The study, “An evaluation of the 2010 histopathological classification of anti-neutrophil cytoplasmic antibody (ANCA)-associated glomerulonephritis: a Bayesian network meta-analysis,” was published in the journal International Urology and Nephrology.

AAV is an autoimmune condition resulting in the inflammation of blood vessels. The disease often affects the kidneys, putting patients at risk of end-stage renal disease (ESRD), when the kidneys no longer work efficiently.

Patients whose kidneys stop working as they should require long-term dialysis or a kidney transplant. So it is important to predict renal outcomes in AAV patients to determine who might benefit from more aggressive therapies.

classification system developed in 2010 puts biopsies into four categories — focal, crescentic, sclerotic, and mixed — depending on how poor the kidney function is and the health of the glomeruli (the filtration units of the kidneys).

But while some studies suggest this system helps predict disease progression in the kidneys, there are conflicting results in such findings.

Chinese researchers assessed data from 17 studies that used this classification system, and re-evaluated its ability to predict kidney survival and the likelihood of developing ESRD.

The studies were published between October 2010 and August 2017 and included 1,945 patients. Participants’ mean age was over 50 in most of the studies. They were classed in one of the four biopsy categories.

Patients in the sclerotic category had the worst outcomes. Compared against those in the focal, mixed, and crescentic groups, they were 76%, 66%, and 55% more likely to develop ESRD, respectively.

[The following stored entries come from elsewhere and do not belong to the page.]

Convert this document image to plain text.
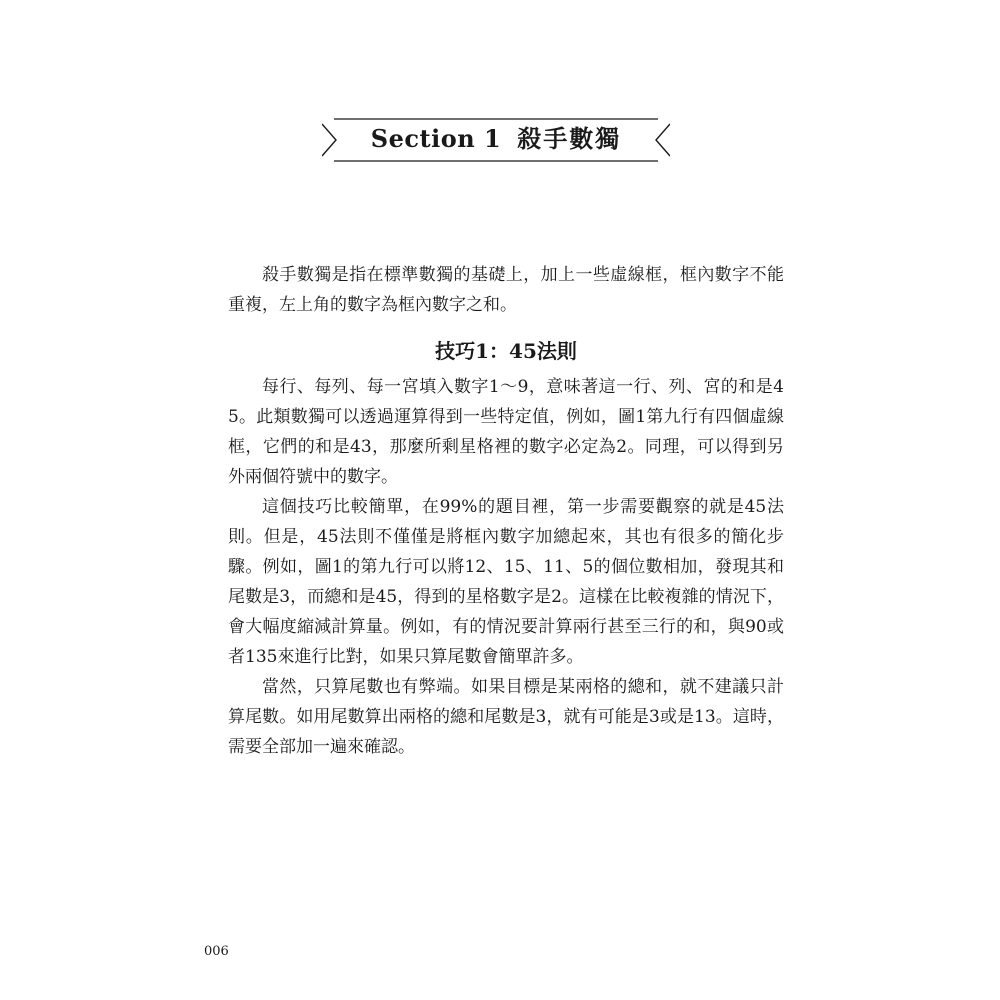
Section 1 殺手數獨

殺手數獨是指在標準數獨的基礎上，加上一些虛線框，框內數字不能重複，左上角的數字為框內數字之和。

技巧1：45法則

每行、每列、每一宮填入數字1～9，意味著這一行、列、宮的和是45。此類數獨可以透過運算得到一些特定值，例如，圖1第九行有四個虛線框，它們的和是43，那麼所剩星格裡的數字必定為2。同理，可以得到另外兩個符號中的數字。

這個技巧比較簡單，在99%的題目裡，第一步需要觀察的就是45法則。但是，45法則不僅僅是將框內數字加總起來，其也有很多的簡化步驟。例如，圖1的第九行可以將12、15、11、5的個位數相加，發現其和尾數是3，而總和是45，得到的星格數字是2。這樣在比較複雜的情況下，會大幅度縮減計算量。例如，有的情況要計算兩行甚至三行的和，與90或者135來進行比對，如果只算尾數會簡單許多。

當然，只算尾數也有弊端。如果目標是某兩格的總和，就不建議只計算尾數。如用尾數算出兩格的總和尾數是3，就有可能是3或是13。這時，需要全部加一遍來確認。

006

Patients in the focal group had the best chance of kidney survival. Compared to the crescentic and mixed groups, they were 46% and 27% less likely to develop ESRD, respectively. There were no differences found between patients in the crescentic and mixed groups.

Researchers also identified baseline estimated glomerular filtration rate (eGFR) — an indicator of kidney function — and the ratio of ANCA antibodies as strong predictors of ESRD.

ANCA antibodies are the major cause of inflammation in AAV. They most commonly target the proteinase (PR3) or the myeloperoxidase (MPO) proteins. The researchers found that a higher PR3/MPO ratio predicted a lower kidney survival rate.

“By undertaking large data integration, we successfully demonstrated that renal outcomes correlated with the [biopsy] classification and the extent of ANCA serology,” the team determined. “The … classification system should be optimized by combination with other histological characteristics.”